Et ici encore elle échappe aux investigations. Il n'en est pas de même en physique et en chimie. Ici les faits
sont bien plus positifs, il n'y a même pas la moindre analogie : en un mot, pour le système nerveux on peut
dire que la loi, c'est la discordance.
M. Barthelemy donne quelques explications sur la ponction dont il a parlé. On perce le cerveau avec un troquart
et l'on tâche d'accrocher les parois de l'hydatide pour l'emporter.
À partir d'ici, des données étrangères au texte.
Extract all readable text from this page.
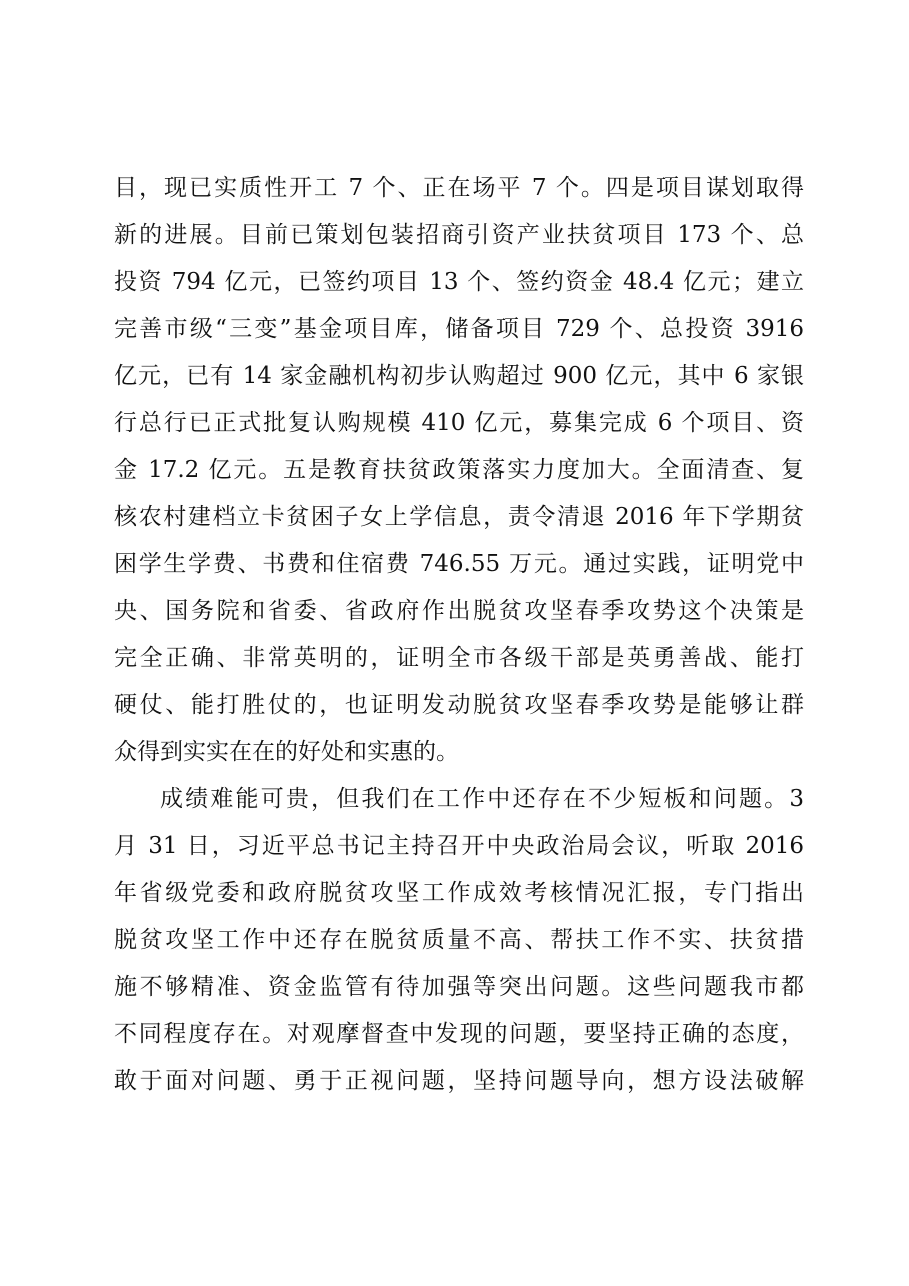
目，现已实质性开工 7 个、正在场平 7 个。四是项目谋划取得
新的进展。目前已策划包装招商引资产业扶贫项目 173 个、总
投资 794 亿元，已签约项目 13 个、签约资金 48.4 亿元；建立
完善市级“三变”基金项目库，储备项目 729 个、总投资 3916
亿元，已有 14 家金融机构初步认购超过 900 亿元，其中 6 家银
行总行已正式批复认购规模 410 亿元，募集完成 6 个项目、资
金 17.2 亿元。五是教育扶贫政策落实力度加大。全面清查、复
核农村建档立卡贫困子女上学信息，责令清退 2016 年下学期贫
困学生学费、书费和住宿费 746.55 万元。通过实践，证明党中
央、国务院和省委、省政府作出脱贫攻坚春季攻势这个决策是
完全正确、非常英明的，证明全市各级干部是英勇善战、能打
硬仗、能打胜仗的，也证明发动脱贫攻坚春季攻势是能够让群
众得到实实在在的好处和实惠的。
成绩难能可贵，但我们在工作中还存在不少短板和问题。3
月 31 日，习近平总书记主持召开中央政治局会议，听取 2016
年省级党委和政府脱贫攻坚工作成效考核情况汇报，专门指出
脱贫攻坚工作中还存在脱贫质量不高、帮扶工作不实、扶贫措
施不够精准、资金监管有待加强等突出问题。这些问题我市都
不同程度存在。对观摩督查中发现的问题，要坚持正确的态度，
敢于面对问题、勇于正视问题，坚持问题导向，想方设法破解
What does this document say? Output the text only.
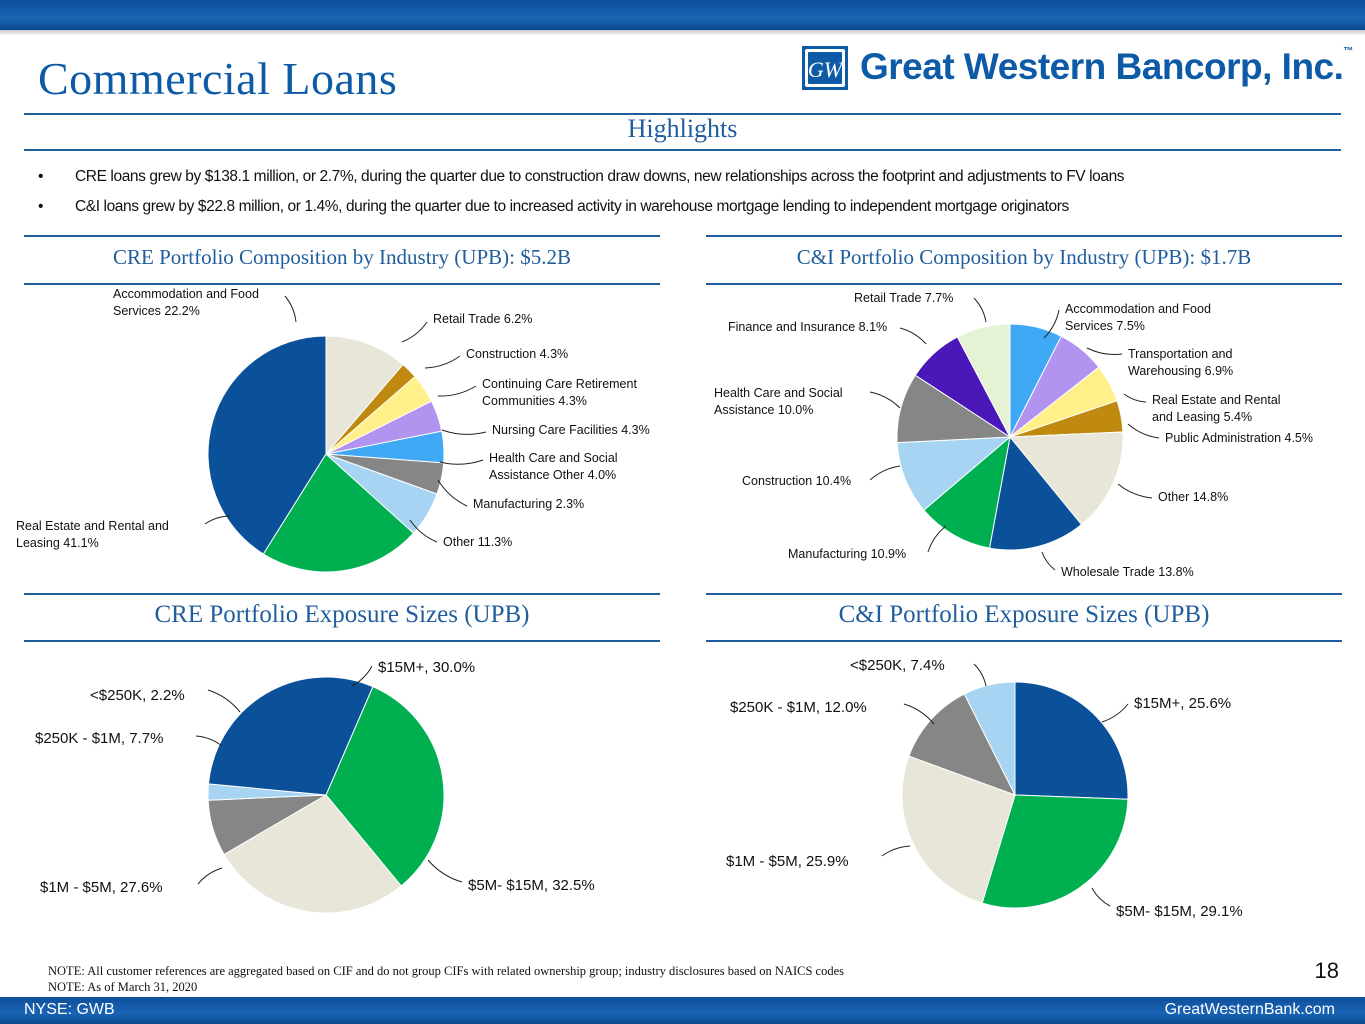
Commercial Loans	GW Great Western Bancorp, Inc.™
Highlights
• CRE loans grew by $138.1 million, or 2.7%, during the quarter due to construction draw downs, new relationships across the footprint and adjustments to FV loans
• C&I loans grew by $22.8 million, or 1.4%, during the quarter due to increased activity in warehouse mortgage lending to independent mortgage originators
CRE Portfolio Composition by Industry (UPB): $5.2B	C&I Portfolio Composition by Industry (UPB): $1.7B
CRE Portfolio Exposure Sizes (UPB)	C&I Portfolio Exposure Sizes (UPB)
Real Estate and Rental and Leasing 41.1%
Accommodation and Food Services 22.2%
Retail Trade 6.2%
Construction 4.3%
Continuing Care Retirement Communities 4.3%
Nursing Care Facilities 4.3%
Health Care and Social Assistance Other 4.0%
Manufacturing 2.3%
Other 11.3%
Accommodation and Food Services 7.5%
Transportation and Warehousing 6.9%
Real Estate and Rental and Leasing 5.4%
Public Administration 4.5%
Other 14.8%
Wholesale Trade 13.8%
Manufacturing 10.9%
Construction 10.4%
Health Care and Social Assistance 10.0%
Finance and Insurance 8.1%
Retail Trade 7.7%
$5M- $15M, 32.5%
$1M - $5M, 27.6%
$250K - $1M, 7.7%
<$250K, 2.2%
$15M+, 30.0%
$15M+, 25.6%
$5M- $15M, 29.1%
$1M - $5M, 25.9%
$250K - $1M, 12.0%
<$250K, 7.4%
NOTE: All customer references are aggregated based on CIF and do not group CIFs with related ownership group; industry disclosures based on NAICS codes
NOTE: As of March 31, 2020
18
NYSE: GWB	GreatWesternBank.com
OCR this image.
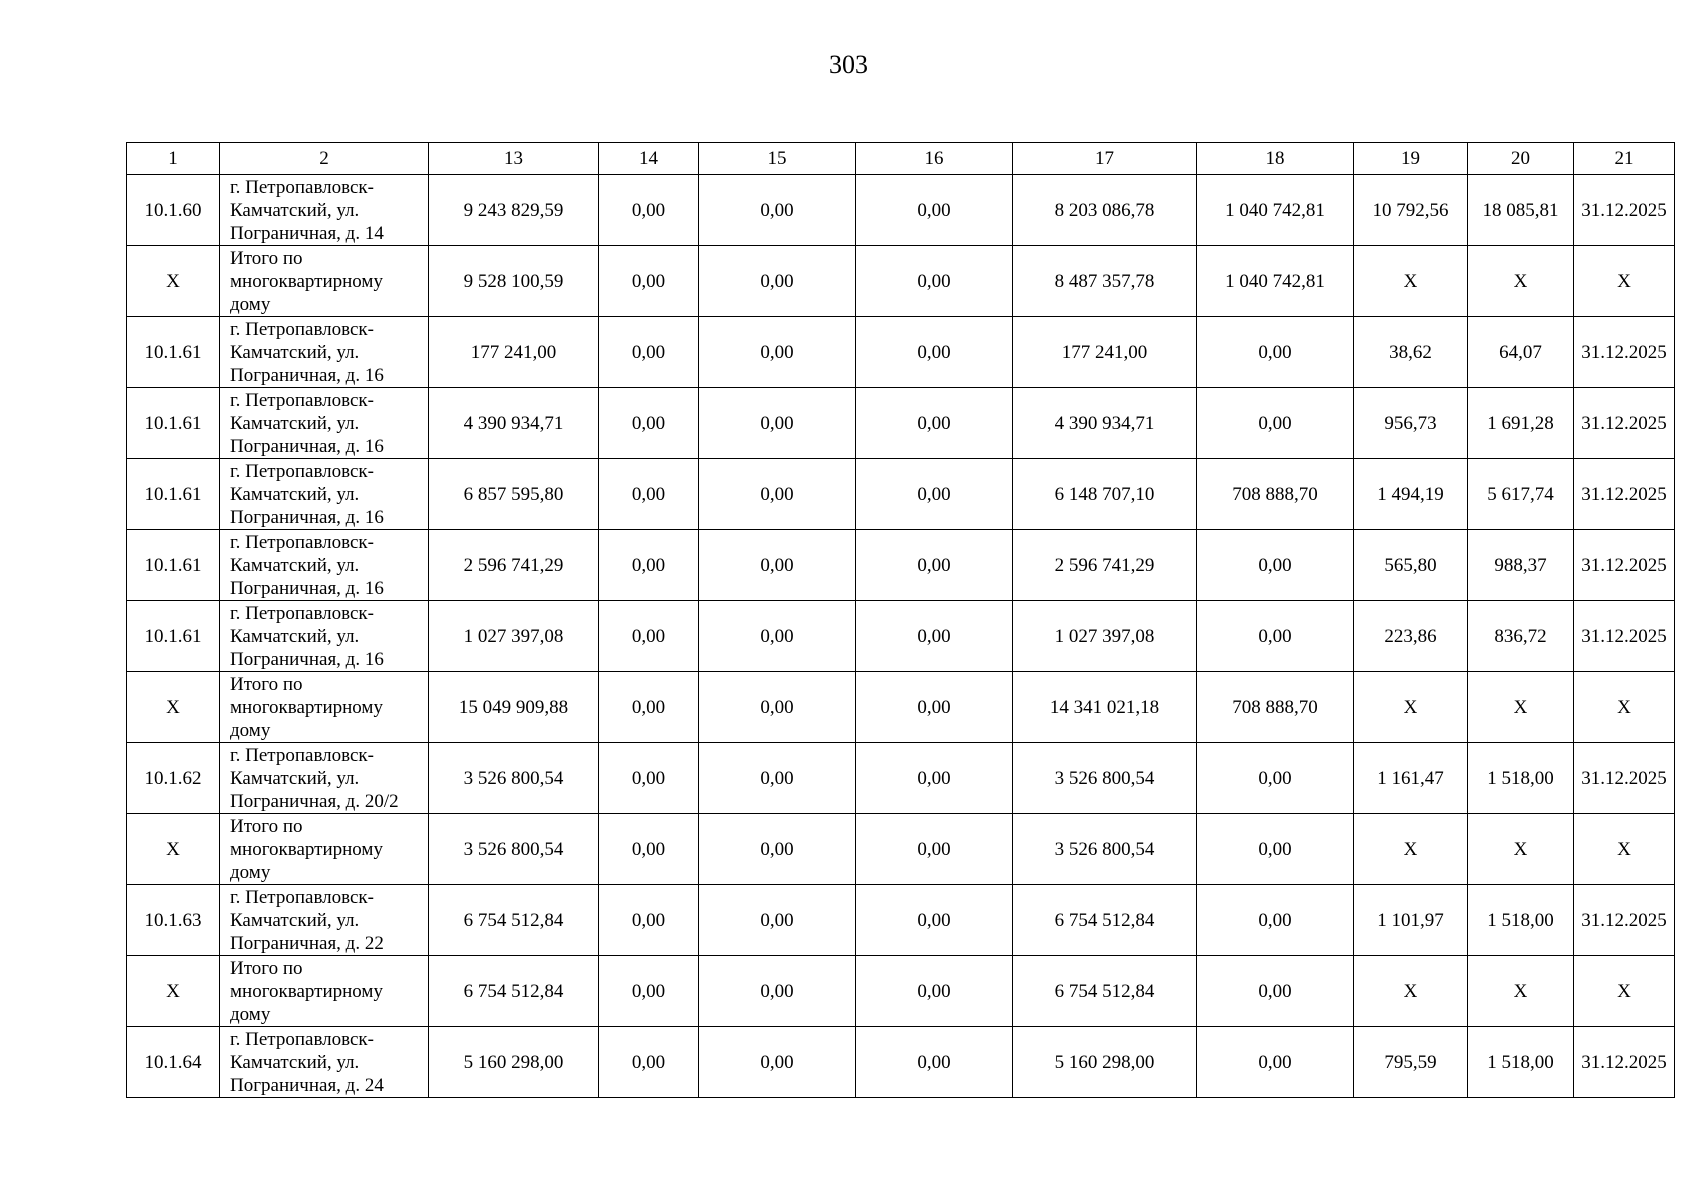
303
1	2	13	14	15	16	17	18	19	20	21
10.1.60	г. Петропавловск-
Камчатский, ул.
Пограничная, д. 14	9 243 829,59	0,00	0,00	0,00	8 203 086,78	1 040 742,81	10 792,56	18 085,81	31.12.2025
X	Итого по
многоквартирному
дому	9 528 100,59	0,00	0,00	0,00	8 487 357,78	1 040 742,81	X	X	X
10.1.61	г. Петропавловск-
Камчатский, ул.
Пограничная, д. 16	177 241,00	0,00	0,00	0,00	177 241,00	0,00	38,62	64,07	31.12.2025
10.1.61	г. Петропавловск-
Камчатский, ул.
Пограничная, д. 16	4 390 934,71	0,00	0,00	0,00	4 390 934,71	0,00	956,73	1 691,28	31.12.2025
10.1.61	г. Петропавловск-
Камчатский, ул.
Пограничная, д. 16	6 857 595,80	0,00	0,00	0,00	6 148 707,10	708 888,70	1 494,19	5 617,74	31.12.2025
10.1.61	г. Петропавловск-
Камчатский, ул.
Пограничная, д. 16	2 596 741,29	0,00	0,00	0,00	2 596 741,29	0,00	565,80	988,37	31.12.2025
10.1.61	г. Петропавловск-
Камчатский, ул.
Пограничная, д. 16	1 027 397,08	0,00	0,00	0,00	1 027 397,08	0,00	223,86	836,72	31.12.2025
X	Итого по
многоквартирному
дому	15 049 909,88	0,00	0,00	0,00	14 341 021,18	708 888,70	X	X	X
10.1.62	г. Петропавловск-
Камчатский, ул.
Пограничная, д. 20/2	3 526 800,54	0,00	0,00	0,00	3 526 800,54	0,00	1 161,47	1 518,00	31.12.2025
X	Итого по
многоквартирному
дому	3 526 800,54	0,00	0,00	0,00	3 526 800,54	0,00	X	X	X
10.1.63	г. Петропавловск-
Камчатский, ул.
Пограничная, д. 22	6 754 512,84	0,00	0,00	0,00	6 754 512,84	0,00	1 101,97	1 518,00	31.12.2025
X	Итого по
многоквартирному
дому	6 754 512,84	0,00	0,00	0,00	6 754 512,84	0,00	X	X	X
10.1.64	г. Петропавловск-
Камчатский, ул.
Пограничная, д. 24	5 160 298,00	0,00	0,00	0,00	5 160 298,00	0,00	795,59	1 518,00	31.12.2025
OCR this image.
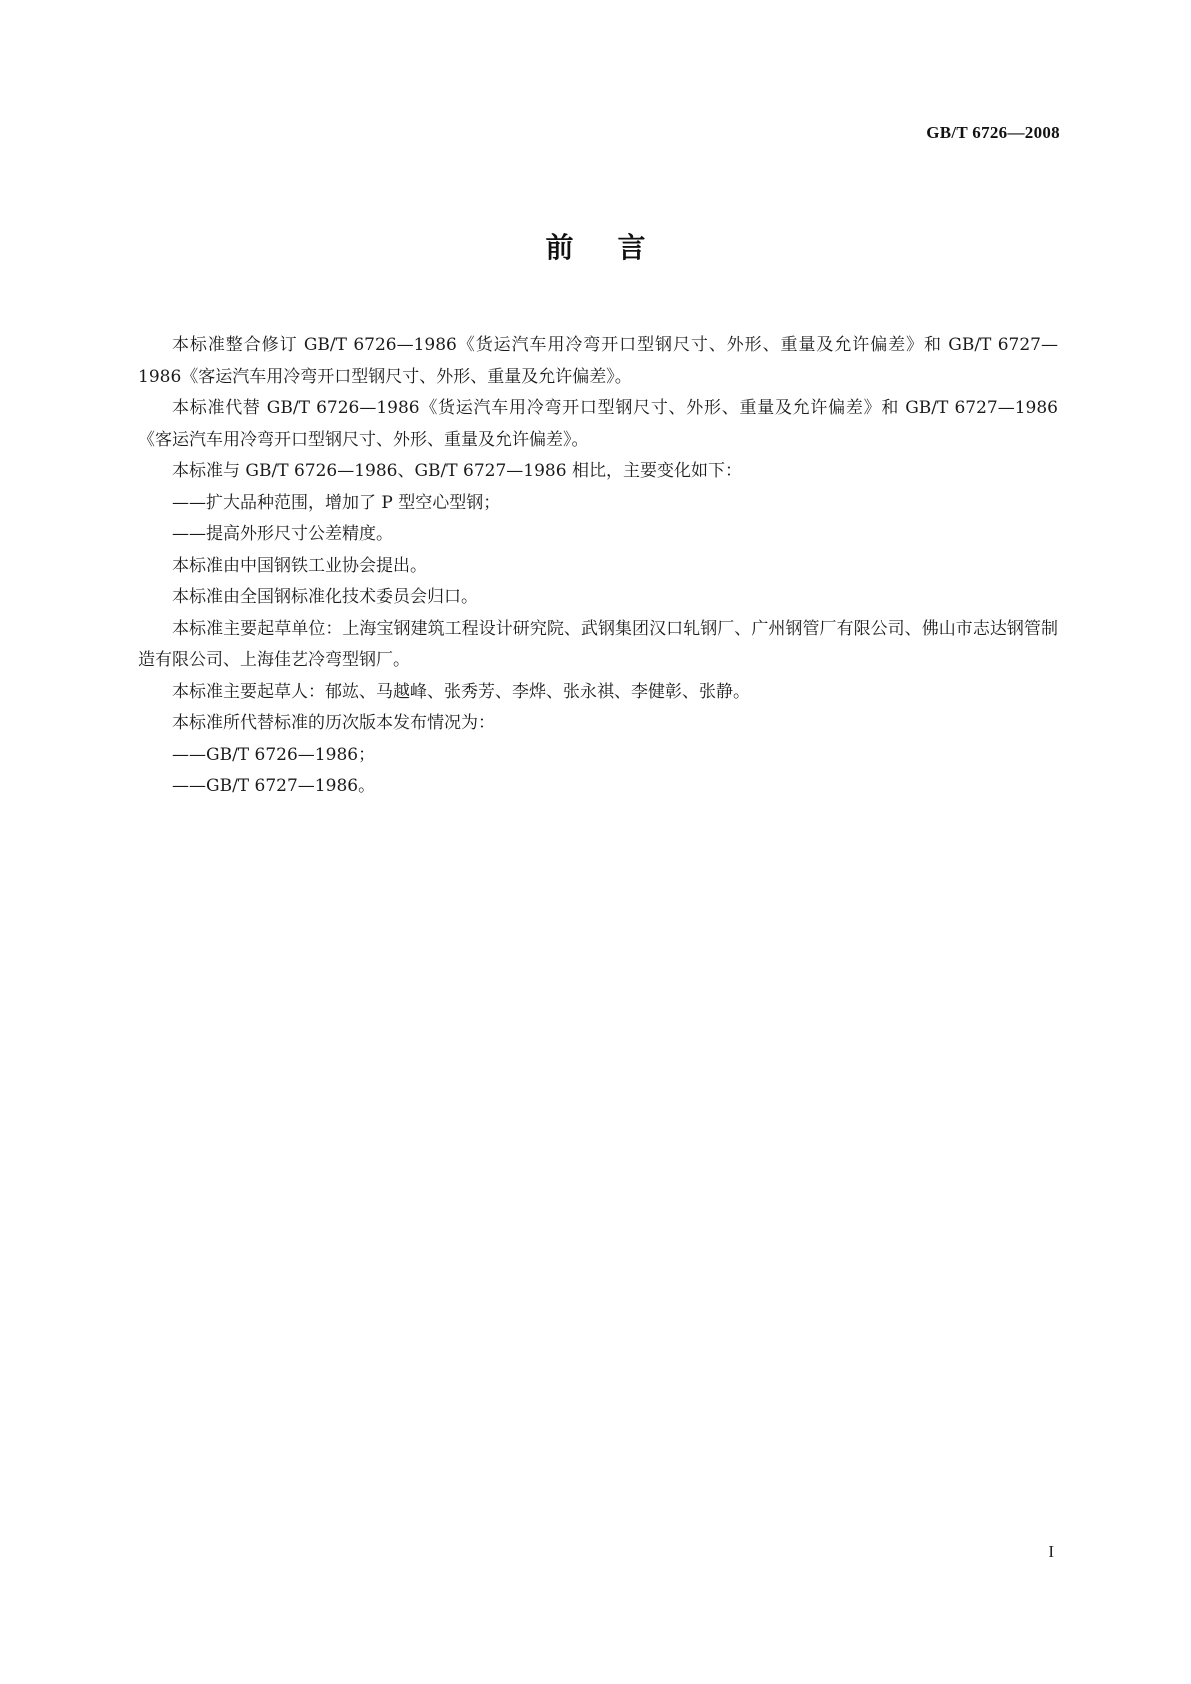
GB/T 6726—2008
前言

本标准整合修订 GB/T 6726—1986《货运汽车用冷弯开口型钢尺寸、外形、重量及允许偏差》和 GB/T 6727—1986《客运汽车用冷弯开口型钢尺寸、外形、重量及允许偏差》。

本标准代替 GB/T 6726—1986《货运汽车用冷弯开口型钢尺寸、外形、重量及允许偏差》和 GB/T 6727—1986《客运汽车用冷弯开口型钢尺寸、外形、重量及允许偏差》。

本标准与 GB/T 6726—1986、GB/T 6727—1986 相比，主要变化如下：

——扩大品种范围，增加了 P 型空心型钢；

——提高外形尺寸公差精度。

本标准由中国钢铁工业协会提出。

本标准由全国钢标准化技术委员会归口。

本标准主要起草单位：上海宝钢建筑工程设计研究院、武钢集团汉口轧钢厂、广州钢管厂有限公司、佛山市志达钢管制造有限公司、上海佳艺冷弯型钢厂。

本标准主要起草人：郁竑、马越峰、张秀芳、李烨、张永祺、李健彰、张静。

本标准所代替标准的历次版本发布情况为：

——GB/T 6726—1986；

——GB/T 6727—1986。

I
M. Bouillaud avait pensé que les restrictions apportées dans son dernier paragraphe, étaient
de nature à concilier toutes les opinions. Cependant il ne peut s'empêcher d'admirer les grandes découvertes
que doit aux modernes l'histoire du système nerveux. Les nerfs paraissent sans doute bien semblables, et cependant,
au moyen des expériences, on a pu constater que les uns servent exclusivement à la sensibilité, les
autres exclusivement aux mouvements. Les parties antérieures et postérieures de la moelle ne sont-elles pas
chargées séparément de l'une de ces deux grandes fonctions. Quant au cerveau, il ne faut pas s'arrêter
ici à une localisation circonscrite, mais aux grandes masses. Or, le cerveau ne sert-il pas à l'intelligence,
le cervelet aux phénomènes de la station, etc ? Qui l'a démontré : l'expérimentation.
Mais il faut faire avec soins les expériences, il faut simuler des maladies, emporter une portion du cerveau, laisser
guérir l'animal et attendre quelques mois : alors on obtient des résultats semblables à eux-mêmes.